14ème Station : Le corps de Jésus est déposé dans le tombeau
V/. Nous vous adorons, ô Jésus, et nous vous bénissons,
R/. Parce que vous avez racheté le monde par votre sainte croix.

« Joseph d’Arimathie, ayant descendu de la croix le corps de Jésus, l’enveloppa d’un linceul, et le déposa dans un sépulcre taillé dans le roc où personne n’avait encore été mis. »
Saint Paul disait que le Christ devait nous être semblable en toutes choses ; jusque dans sa sépulture, Jésus est l’un des nôtres : on l’ensevelit, dit saint Jean, à la manière des Juifs, avec des linges et des aromates. Mais le corps de Jésus, uni au Verbe, « ne devait pas souffrir la corruption ». Il restera à peine trois jours dans le tombeau ; par sa propre vertu, Jésus en sortira triomphant de la mort, resplendissant de vie et de gloire, et « la mort n’aura plus d’empire sur lui ».

L’Apôtre nous dit encore que « par notre baptême nous avons été ensevelis avec le Christ pour mourir au péché ». Les eaux du baptême sont comme un sépulcre où nous devons laisser le péché, et d’où nous sortons, animés d’une nouvelle vie, la vie de la grâce. La vertu sacramentelle de notre baptême dure toujours. En nous unissant par la foi et l’amour au Christ déposé dans le tombeau, nous renouvelons cette grâce de « mourir au péché afin de ne vivre que pour Dieu ».

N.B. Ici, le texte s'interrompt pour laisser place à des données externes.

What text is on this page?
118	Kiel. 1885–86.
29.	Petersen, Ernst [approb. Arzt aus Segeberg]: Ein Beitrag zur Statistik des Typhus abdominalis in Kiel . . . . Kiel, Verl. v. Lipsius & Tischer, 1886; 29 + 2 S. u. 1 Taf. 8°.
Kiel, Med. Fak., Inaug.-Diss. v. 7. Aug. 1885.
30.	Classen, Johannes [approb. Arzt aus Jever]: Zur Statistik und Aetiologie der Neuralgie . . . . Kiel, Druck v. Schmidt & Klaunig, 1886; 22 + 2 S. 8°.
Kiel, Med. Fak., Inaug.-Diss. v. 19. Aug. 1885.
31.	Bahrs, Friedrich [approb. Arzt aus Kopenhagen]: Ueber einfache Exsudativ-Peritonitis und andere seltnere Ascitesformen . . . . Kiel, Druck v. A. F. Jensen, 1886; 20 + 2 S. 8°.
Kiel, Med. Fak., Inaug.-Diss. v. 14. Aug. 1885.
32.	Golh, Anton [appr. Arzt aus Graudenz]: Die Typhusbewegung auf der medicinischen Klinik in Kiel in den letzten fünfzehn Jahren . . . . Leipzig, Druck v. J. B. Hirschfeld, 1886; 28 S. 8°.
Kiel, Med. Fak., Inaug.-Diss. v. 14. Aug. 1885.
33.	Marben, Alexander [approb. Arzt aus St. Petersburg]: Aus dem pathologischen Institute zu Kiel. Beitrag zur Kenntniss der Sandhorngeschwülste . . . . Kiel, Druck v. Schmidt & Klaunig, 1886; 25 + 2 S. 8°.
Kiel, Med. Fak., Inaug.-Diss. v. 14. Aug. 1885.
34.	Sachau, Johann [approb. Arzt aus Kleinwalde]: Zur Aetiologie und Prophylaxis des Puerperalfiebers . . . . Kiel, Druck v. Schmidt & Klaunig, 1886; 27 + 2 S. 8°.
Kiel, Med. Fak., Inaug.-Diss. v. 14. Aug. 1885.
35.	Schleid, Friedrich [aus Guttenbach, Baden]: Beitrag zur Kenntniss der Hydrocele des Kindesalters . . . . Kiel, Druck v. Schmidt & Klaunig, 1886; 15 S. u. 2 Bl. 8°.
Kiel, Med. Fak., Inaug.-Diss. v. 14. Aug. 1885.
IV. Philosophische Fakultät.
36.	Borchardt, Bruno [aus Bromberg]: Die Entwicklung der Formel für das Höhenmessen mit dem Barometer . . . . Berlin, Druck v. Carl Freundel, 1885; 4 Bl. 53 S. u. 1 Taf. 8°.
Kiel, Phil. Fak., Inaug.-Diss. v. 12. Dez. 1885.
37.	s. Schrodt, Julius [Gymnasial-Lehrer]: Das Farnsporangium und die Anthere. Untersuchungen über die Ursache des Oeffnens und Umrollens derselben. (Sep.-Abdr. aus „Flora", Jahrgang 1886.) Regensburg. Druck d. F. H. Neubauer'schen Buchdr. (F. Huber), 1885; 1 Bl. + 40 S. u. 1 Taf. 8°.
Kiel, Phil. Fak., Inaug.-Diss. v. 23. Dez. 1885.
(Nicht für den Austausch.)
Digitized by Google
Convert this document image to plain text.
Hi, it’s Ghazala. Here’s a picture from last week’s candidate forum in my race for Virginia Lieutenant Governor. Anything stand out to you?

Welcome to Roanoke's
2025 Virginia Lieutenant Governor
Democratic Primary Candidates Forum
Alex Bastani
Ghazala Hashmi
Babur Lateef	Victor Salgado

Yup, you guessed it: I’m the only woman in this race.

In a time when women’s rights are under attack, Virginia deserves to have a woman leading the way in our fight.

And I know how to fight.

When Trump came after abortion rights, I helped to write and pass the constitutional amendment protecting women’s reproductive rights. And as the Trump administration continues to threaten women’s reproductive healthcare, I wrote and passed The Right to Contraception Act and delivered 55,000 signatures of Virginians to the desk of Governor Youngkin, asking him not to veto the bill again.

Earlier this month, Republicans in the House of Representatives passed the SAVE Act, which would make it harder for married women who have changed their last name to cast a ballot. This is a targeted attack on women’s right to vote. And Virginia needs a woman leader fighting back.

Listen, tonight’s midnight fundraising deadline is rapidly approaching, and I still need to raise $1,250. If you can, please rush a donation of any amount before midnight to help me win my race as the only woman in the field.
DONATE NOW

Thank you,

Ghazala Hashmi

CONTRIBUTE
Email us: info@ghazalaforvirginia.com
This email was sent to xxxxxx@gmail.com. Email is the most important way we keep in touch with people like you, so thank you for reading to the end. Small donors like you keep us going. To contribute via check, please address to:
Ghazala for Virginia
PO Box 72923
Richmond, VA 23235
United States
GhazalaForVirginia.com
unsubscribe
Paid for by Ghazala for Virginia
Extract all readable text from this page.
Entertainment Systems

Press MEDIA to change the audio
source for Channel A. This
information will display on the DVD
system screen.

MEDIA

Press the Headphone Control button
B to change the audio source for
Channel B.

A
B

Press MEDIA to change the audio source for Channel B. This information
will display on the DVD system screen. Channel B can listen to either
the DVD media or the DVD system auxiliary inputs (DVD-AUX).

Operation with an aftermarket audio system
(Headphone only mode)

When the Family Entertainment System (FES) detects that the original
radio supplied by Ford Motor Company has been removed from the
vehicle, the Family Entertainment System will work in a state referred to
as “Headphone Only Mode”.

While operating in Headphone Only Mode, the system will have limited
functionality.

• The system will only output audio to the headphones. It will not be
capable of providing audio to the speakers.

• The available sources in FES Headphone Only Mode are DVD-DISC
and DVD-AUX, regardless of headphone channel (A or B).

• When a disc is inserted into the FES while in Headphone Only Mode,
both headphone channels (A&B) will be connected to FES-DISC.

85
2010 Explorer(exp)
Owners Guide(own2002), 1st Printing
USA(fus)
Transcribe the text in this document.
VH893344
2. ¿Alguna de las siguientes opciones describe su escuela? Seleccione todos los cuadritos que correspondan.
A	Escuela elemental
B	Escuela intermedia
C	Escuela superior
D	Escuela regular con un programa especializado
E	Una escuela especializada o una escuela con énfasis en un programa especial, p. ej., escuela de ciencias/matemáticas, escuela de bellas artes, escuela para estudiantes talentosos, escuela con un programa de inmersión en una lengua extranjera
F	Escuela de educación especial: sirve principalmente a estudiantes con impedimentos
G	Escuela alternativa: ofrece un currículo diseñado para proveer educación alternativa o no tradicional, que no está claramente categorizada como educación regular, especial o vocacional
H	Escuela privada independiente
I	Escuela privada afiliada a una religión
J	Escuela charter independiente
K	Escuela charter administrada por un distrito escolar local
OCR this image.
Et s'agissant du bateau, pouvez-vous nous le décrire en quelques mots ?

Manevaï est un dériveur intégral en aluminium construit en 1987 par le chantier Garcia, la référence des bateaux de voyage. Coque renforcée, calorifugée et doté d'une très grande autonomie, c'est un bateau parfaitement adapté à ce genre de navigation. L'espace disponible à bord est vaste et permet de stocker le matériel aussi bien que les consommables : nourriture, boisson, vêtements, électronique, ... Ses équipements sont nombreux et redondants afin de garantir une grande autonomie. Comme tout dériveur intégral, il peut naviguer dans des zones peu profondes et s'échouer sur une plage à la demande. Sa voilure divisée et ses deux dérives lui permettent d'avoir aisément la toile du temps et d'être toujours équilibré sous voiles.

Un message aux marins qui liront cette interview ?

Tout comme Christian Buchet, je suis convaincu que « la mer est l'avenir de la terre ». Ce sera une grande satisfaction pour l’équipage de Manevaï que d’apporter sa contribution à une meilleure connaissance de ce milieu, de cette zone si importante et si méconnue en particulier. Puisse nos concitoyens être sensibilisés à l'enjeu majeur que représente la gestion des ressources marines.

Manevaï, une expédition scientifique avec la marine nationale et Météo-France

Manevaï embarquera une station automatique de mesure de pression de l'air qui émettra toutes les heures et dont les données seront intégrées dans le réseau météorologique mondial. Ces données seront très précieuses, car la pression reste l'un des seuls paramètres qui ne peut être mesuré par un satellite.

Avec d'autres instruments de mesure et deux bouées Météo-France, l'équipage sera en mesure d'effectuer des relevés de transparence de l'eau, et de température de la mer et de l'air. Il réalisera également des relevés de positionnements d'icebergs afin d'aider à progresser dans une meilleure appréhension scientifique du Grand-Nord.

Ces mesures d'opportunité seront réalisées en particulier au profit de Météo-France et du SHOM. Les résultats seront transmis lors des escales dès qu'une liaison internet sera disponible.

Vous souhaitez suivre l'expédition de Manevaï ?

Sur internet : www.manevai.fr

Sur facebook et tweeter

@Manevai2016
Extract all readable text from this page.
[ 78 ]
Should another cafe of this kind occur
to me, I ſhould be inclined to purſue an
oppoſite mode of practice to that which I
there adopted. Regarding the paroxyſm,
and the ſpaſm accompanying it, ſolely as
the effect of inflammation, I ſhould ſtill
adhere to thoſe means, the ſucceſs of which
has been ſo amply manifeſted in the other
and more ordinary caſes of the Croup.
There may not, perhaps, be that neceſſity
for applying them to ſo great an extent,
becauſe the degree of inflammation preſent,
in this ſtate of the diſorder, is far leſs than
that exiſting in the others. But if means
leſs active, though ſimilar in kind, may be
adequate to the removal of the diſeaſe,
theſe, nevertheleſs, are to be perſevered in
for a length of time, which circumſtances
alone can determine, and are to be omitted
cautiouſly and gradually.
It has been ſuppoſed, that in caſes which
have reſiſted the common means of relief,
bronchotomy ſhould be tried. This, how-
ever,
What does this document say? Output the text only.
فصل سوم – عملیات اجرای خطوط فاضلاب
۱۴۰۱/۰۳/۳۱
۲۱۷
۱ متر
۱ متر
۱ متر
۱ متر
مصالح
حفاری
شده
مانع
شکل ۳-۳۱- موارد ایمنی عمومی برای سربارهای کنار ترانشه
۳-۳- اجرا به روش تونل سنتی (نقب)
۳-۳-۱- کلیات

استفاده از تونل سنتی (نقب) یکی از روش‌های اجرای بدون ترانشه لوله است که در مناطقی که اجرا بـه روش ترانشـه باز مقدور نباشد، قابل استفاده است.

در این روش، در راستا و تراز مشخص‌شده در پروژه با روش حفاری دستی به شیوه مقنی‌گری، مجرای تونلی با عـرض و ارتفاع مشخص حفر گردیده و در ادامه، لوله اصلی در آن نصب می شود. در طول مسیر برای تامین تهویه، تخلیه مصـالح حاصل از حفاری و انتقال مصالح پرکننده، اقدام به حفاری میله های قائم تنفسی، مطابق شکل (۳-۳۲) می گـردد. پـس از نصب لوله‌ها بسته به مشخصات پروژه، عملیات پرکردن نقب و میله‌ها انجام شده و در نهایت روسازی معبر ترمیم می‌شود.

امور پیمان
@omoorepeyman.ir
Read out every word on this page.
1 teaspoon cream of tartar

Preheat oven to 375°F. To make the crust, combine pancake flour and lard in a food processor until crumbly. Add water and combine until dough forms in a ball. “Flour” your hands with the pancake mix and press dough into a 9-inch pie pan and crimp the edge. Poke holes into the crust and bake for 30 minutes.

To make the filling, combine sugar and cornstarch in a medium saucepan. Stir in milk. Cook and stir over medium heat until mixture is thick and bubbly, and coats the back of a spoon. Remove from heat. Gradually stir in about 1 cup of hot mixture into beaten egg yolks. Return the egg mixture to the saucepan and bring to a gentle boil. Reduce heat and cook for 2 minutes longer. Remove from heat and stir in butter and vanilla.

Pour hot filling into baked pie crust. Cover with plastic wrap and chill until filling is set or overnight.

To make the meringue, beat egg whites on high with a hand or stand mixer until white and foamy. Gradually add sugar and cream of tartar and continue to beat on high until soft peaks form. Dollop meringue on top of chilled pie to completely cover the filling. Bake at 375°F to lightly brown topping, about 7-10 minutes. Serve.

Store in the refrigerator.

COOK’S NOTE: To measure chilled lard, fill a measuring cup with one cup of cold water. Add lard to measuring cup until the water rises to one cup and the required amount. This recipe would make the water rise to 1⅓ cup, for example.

Seigneur Jésus, que j’ensevelisse dans votre tombeau tous mes péchés, toutes mes fautes, toutes mes infidélités ; par la vertu de votre mort et de votre sépulture, donnez-moi de renoncer de plus en plus à tout ce qui m’éloigne de vous, à Satan, aux maximes du monde, à mes amours-propres ; par la vertu de votre résurrection, faites que, comme vous, je ne vive plus que pour la gloire de votre Père !

(1 Pater Noster + 1 Ave Maria + Gloria)
V/. Ayez pitié de nous, Seigneur. R/.  Ayez pitié de nous.
V/. Que par la miséricorde de Dieu les âmes des fidèles reposent en paix. R/. Ainsi soit-il.